There is only one living species of alligator in the United States, alligator mississippiensis.
This reptile chooses to reside only in the southeastern quadrant of the country, probably, like the humans who live there, because of the agreeably temperate climate.
But from coast to coast and border to border, on every highway, street and road throughout the U.S., an inanimate namesake of the alligator can be found in abundance.
It is the “road gator,” the carcass of a cheap retread exploded into existence by its violent separation from the wounded and often infirm tire it was glued to.
These remnants acquired the moniker of “road gators” because the part of the retread that meets the pavement resembles the hide of an alligator.
These denizens of the open road are most often birthed by 18-wheel trucks, the owners of which are apparently too cheap to purchase new tires when they have squeezed every millimeter of service out of the old ones.
They don’t seem to be concerned about protecting either the safety of their vehicles or their drivers. After all, they probably figure, if a retread blows, the truck still has 17 others to prevent it from jack-knifing into other vehicles or skidding into a ditch.
That may well be true, most of the time. However, I have either witnessed myself, or heard it relayed through a miles-long back-up of traffic, that just such an incident has occurred.
Like their mortal counterparts, road gators don’t always stay where they’re supposed to stay.
While they are usually content to recline lazily and harmlessly on the shoulders of our national thoroughfares, occasionally one or more makes its way onto the roadbed itself.
Usually these are the newly born ones, recently spawned and abandoned by their deadbeat sires, left for other motorists to cope with. These predators lie in wait, sometimes across lane stripes, ready to pounce into the wheel wells of unsuspecting travelers.
As with their living relatives, road gators are most dangerous at night. Their black bodies cloaked in darkness, they show themselves only when it’s too late for their victims to avoid attack.
My own experiences with these predators have run the gamut. On the more benign side, a recent trip from North Carolina to Florida put me on Interstate I-95 for 330 miles. In the course of that trip, I saw, and occasionally had to avoid, so many vulcanized shells that, were they to be fused into usable wholes, would have outfitted all 18 wheels on your run-of-the-mill semi.
Overall, I’ve been fortunate that most of my encounters with road gators have involved only minor swerves, and occasions for me merely to lament the mess these unsightly creations visit on our roadways. But there have been times when this norm was disturbed.
The worst occurred several years ago. It was summertime, and my girlfriend and I were returning to North Carolina from a visit with her parents in the Florida panhandle. We were tensely negotiating our way through the mayhem that is normal traffic on I-85 in Atlanta.

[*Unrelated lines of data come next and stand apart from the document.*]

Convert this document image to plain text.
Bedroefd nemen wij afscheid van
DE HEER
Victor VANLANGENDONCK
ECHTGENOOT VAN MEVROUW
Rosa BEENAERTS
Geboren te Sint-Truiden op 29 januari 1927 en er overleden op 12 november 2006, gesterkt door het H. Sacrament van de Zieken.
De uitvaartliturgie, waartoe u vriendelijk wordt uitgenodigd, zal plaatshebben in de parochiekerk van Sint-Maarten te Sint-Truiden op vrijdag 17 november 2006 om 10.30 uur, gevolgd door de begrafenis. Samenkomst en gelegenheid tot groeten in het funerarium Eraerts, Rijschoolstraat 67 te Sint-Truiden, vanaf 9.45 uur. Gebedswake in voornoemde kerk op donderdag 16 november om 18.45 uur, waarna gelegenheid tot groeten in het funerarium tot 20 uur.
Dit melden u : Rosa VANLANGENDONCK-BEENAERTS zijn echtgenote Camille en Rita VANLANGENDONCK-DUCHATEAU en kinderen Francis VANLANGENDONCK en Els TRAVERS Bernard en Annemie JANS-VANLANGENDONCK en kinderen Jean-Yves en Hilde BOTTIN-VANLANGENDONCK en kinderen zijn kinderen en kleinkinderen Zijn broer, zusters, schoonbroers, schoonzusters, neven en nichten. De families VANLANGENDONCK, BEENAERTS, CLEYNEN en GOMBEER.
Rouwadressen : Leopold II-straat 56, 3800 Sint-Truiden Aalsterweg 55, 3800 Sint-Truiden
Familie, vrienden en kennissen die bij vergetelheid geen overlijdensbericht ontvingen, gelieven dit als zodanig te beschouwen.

We reached the northern outskirts of the city, and the bumper-to-bumper 75 mile-an-hour traffic was beginning to ease. Not the 75-mile-an-hour part, but the bumper-to-bumper part.
We found ourselves on the inside lane. I would say the fast lane, but there is no such thing on Atlanta’s portion of I-85. They’re all fast lanes.
The spacing between vehicles continued to ease as we left the city until there was a car length between our car and the vehicle ahead of us. One car length became two and then three and we started to relax, but only a little. We were still driving faster than either of us was comfortable with in that kind of traffic. However, we figured it was safer to maintain our position than to slow down and risk having someone ram us in the rear.
Suddenly, we heard a loud noise. We trained our eyes ahead and saw a puff of smoke at the rear of the semi that had nosed in front of us moments earlier. Before we could look at each other to share the experience, I saw a large, dark object flying toward the windshield. Without thinking, I braked and jerked the car to the left. THUD! The object slammed into the car below the hood.
By slowing the car, I had avoided a higher and more intense impact that could have taken out the windshield, but we had been hit nonetheless. The right headlight was smashed and the grill and cowling had been destroyed.
Luckily, neither of us had been hurt. But that probably wouldn’t have been the case had there not been a grassy median strip to retreat to. I walked back up the roadway and retrieved the object. It was heavy and long. The puff of smoke we had seen had signaled the birth of a new road gator, and the truck had thrown it at us.
Unfortunately, at this writing it doesn’t appear that these creatures will go extinct, or even find themselves on an endangered species list any time soon.
So it is with this grim prediction in mind that I bid my fellow motorists safe passage on the highways of America, and extend a warning to beware the road gator on land and in the air, those that currently exist and those that might be given sudden life.
Scott Sheffield is a Pinehurst resident.